El lunes por la noche, zapeando, uno se encontró con la
Consellera d'Ensenyament en un prorgama de la televisión nacional catalana. En una entrevista perfectamente acordada, como las que los políticos conceden a las televisiones públicas, se le preguntó si se reconocía como una "romántica del estado propio", como la calificó
La Vanguardia en su análisis de las posiciones dentro del
Govern catalán. La consellera afirmó sentirse a gusto con esa caracterización. Inquirida poco después acerca de una eventual tesitura en la cual el Gobierno español ofreciera el "concierto económico" a cambio de la "renuncia a la independencia" y cuál sería su elección, respondió que ella quería las dos cosas: primero una y después, como era una romántica, la otra.

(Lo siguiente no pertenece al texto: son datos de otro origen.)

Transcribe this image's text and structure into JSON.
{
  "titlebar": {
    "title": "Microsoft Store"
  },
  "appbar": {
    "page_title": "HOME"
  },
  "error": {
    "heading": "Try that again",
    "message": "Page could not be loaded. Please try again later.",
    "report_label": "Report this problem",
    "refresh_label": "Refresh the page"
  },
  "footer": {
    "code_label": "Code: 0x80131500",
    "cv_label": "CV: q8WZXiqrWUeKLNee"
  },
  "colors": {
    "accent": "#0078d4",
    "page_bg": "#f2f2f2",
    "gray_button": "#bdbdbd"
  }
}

Ese es un problema que aqueja al secesionismo y, en general, a cualquier nacionalismo: las perspectivas posibilistas y pragmáticas desde las cuales analizar las opciones que aparecen en su calidad de tales, de "estados de cosas" asociados a series de acontecimientos por lo general mutuamente excluyentes. La mirada romántica se realiza desde una idealidad que hace de la contrafacticidad su bandera y convierte cualquier opción en una mera "apariencia". Como no puede haber transacción posible, por su misma renuencia a aceptar cualquier hecho "dado" como prueba, su racionalidad se petrifica en una lógica irredenta que no conoce la contradicción y sobre la cual es muy difícil, por no decir imposible, construir acuerdos fiables, elecciones que descartan unos acontecimientos para optar por otros: serán considerados siempre sólo como epifenómenos cuya exclusión esconde una inclusión profunda.